Votre santé mentale, les infections et autres complications

Votre santé mentale, les infections et autres complications

(Ce contenu est extrait du guide Vous et votre santé : un guide à l’intention des personnes vivants avec le VIH publié par CATIE. Il est disponible ici en intégralité)

Votre santé mentale
La dépression et les autres troubles mentaux sont courants chez les PVVIH, bien qu’ils soient rarement reconnus et traités. Il nous arrive à tous de déprimer de temps à autre, mais si vous vous sentez déprimé ou désespéré pendant une période prolongée, ne tardez pas à en parler à votre médecin. Tout comme le stress et l’anxiété, la dépression est trop fréquemment ignorée et risque donc de nuire à votre santé et à votre sentiment de bien-être.

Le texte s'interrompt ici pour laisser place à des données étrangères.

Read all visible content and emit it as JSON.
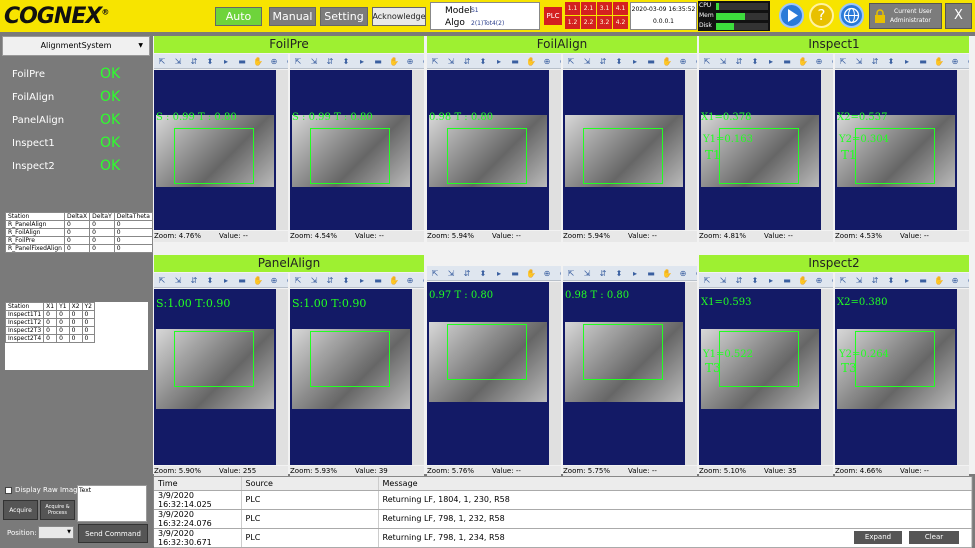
{
  "app": {
    "logo": "COGNEX",
    "logo_mark": "®"
  },
  "modes": {
    "auto": "Auto",
    "manual": "Manual",
    "setting": "Setting",
    "acknowledge": "Acknowledge"
  },
  "model_box": {
    "model_label": "Model",
    "model_value": "S1",
    "algo_label": "Algo",
    "algo_value": "2(1)Tot4(2)"
  },
  "plc": {
    "label": "PLC",
    "leds": [
      "1.1",
      "2.1",
      "3.1",
      "4.1",
      "1.2",
      "2.2",
      "3.2",
      "4.2",
      "1.3",
      "2.3",
      "3.3",
      "4.3"
    ]
  },
  "datetime": {
    "date": "2020-03-09 16:35:52",
    "version": "0.0.0.1"
  },
  "resources": {
    "cpu_label": "CPU",
    "mem_label": "Mem",
    "disk_label": "Disk",
    "cpu": 0.05,
    "mem": 0.55,
    "disk": 0.35
  },
  "user": {
    "label": "Current User",
    "name": "Administrator"
  },
  "close": "X",
  "left": {
    "system_select": "AlignmentSystem",
    "status": [
      {
        "name": "FoilPre",
        "value": "OK"
      },
      {
        "name": "FoilAlign",
        "value": "OK"
      },
      {
        "name": "PanelAlign",
        "value": "OK"
      },
      {
        "name": "Inspect1",
        "value": "OK"
      },
      {
        "name": "Inspect2",
        "value": "OK"
      }
    ],
    "table1": {
      "headers": [
        "Station",
        "DeltaX",
        "DeltaY",
        "DeltaTheta",
        "Ta"
      ],
      "rows": [
        [
          "R_PanelAlign",
          "0",
          "0",
          "0",
          "0"
        ],
        [
          "R_FoilAlign",
          "0",
          "0",
          "0",
          "0"
        ],
        [
          "R_FoilPre",
          "0",
          "0",
          "0",
          "0"
        ],
        [
          "R_PanelFixedAlign",
          "0",
          "0",
          "0",
          "0"
        ]
      ]
    },
    "table2": {
      "headers": [
        "Station",
        "X1",
        "Y1",
        "X2",
        "Y2"
      ],
      "rows": [
        [
          "Inspect1T1",
          "0",
          "0",
          "0",
          "0"
        ],
        [
          "Inspect1T2",
          "0",
          "0",
          "0",
          "0"
        ],
        [
          "Inspect2T3",
          "0",
          "0",
          "0",
          "0"
        ],
        [
          "Inspect2T4",
          "0",
          "0",
          "0",
          "0"
        ]
      ]
    },
    "raw_image_label": "Display Raw Image",
    "text_label": "Text",
    "acquire": "Acquire",
    "acquire_process": "Acquire & Process",
    "position_label": "Position:",
    "send_command": "Send Command"
  },
  "groups": [
    {
      "title": "FoilPre"
    },
    {
      "title": "FoilAlign"
    },
    {
      "title": "Inspect1"
    },
    {
      "title": "PanelAlign"
    },
    {
      "title": "Inspect2"
    }
  ],
  "cams": [
    {
      "zoom": "Zoom: 4.76%",
      "value": "Value: --",
      "overlay": "S : 0.99 T : 0.80"
    },
    {
      "zoom": "Zoom: 4.54%",
      "value": "Value: --",
      "overlay": "S : 0.99 T : 0.80"
    },
    {
      "zoom": "Zoom: 5.94%",
      "value": "Value: --",
      "overlay": "0.98 T : 0.80"
    },
    {
      "zoom": "Zoom: 5.94%",
      "value": "Value: --",
      "overlay": ""
    },
    {
      "zoom": "Zoom: 4.81%",
      "value": "Value: --",
      "overlay": "X1=0.378",
      "overlay2": "Y1=0.163",
      "tag": "T1"
    },
    {
      "zoom": "Zoom: 4.53%",
      "value": "Value: --",
      "overlay": "X2=0.537",
      "overlay2": "Y2=0.304",
      "tag": "T1"
    },
    {
      "zoom": "Zoom: 5.90%",
      "value": "Value: 255",
      "overlay": "S:1.00 T:0.90"
    },
    {
      "zoom": "Zoom: 5.93%",
      "value": "Value: 39",
      "overlay": "S:1.00 T:0.90"
    },
    {
      "zoom": "Zoom: 5.76%",
      "value": "Value: --",
      "overlay": "0.97 T : 0.80"
    },
    {
      "zoom": "Zoom: 5.75%",
      "value": "Value: --",
      "overlay": "0.98 T : 0.80"
    },
    {
      "zoom": "Zoom: 5.10%",
      "value": "Value: 35",
      "overlay": "X1=0.593",
      "overlay2": "Y1=0.522",
      "tag": "T3"
    },
    {
      "zoom": "Zoom: 4.66%",
      "value": "Value: --",
      "overlay": "X2=0.380",
      "overlay2": "Y2=0.264",
      "tag": "T3"
    }
  ],
  "log": {
    "headers": [
      "Time",
      "Source",
      "Message"
    ],
    "rows": [
      [
        "3/9/2020 16:32:14.025",
        "PLC",
        "Returning LF, 1804, 1, 230, R58"
      ],
      [
        "3/9/2020 16:32:24.076",
        "PLC",
        "Returning LF, 798, 1, 232, R58"
      ],
      [
        "3/9/2020 16:32:30.671",
        "PLC",
        "Returning LF, 798, 1, 234, R58"
      ]
    ],
    "expand": "Expand",
    "clear": "Clear"
  }
}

Nombre de problèmes de santé mentale peuvent être causés par les effets du VIH sur le cerveau ainsi que par certaines infections potentiellement mortelles. Ces troubles sont extrêmement rares vu que des soins appropriés peuvent contribuer à leur prévention; on ne les observe habituellement que chez les patients à un stade très avancé du sida. Les symptômes précoces de la démence causée par le VIH ou par d’autres infections peuvent inclure des problèmes de cognition, de mémoire et de concentration, ainsi qu’une difficulté à coordonner ses mouvements. Consultez immédiatement votre médecin dès que vous remarquez quoi que ce soit d’anormal.

Assurez-vous de faire le suivi de votre santé mentale à chacun de vos examens médicaux réguliers. Essayez de prendre conscience de votre état mental, de vos habiletés d’adaptation et de votre aptitude à faire face au stress. Chez plusieurs PVVIH, l’incapacité de gérer le stress peut conduire à une consommation excessive de drogues et d’alcool, ce qui nuit davantage à la santé de la personne concernée.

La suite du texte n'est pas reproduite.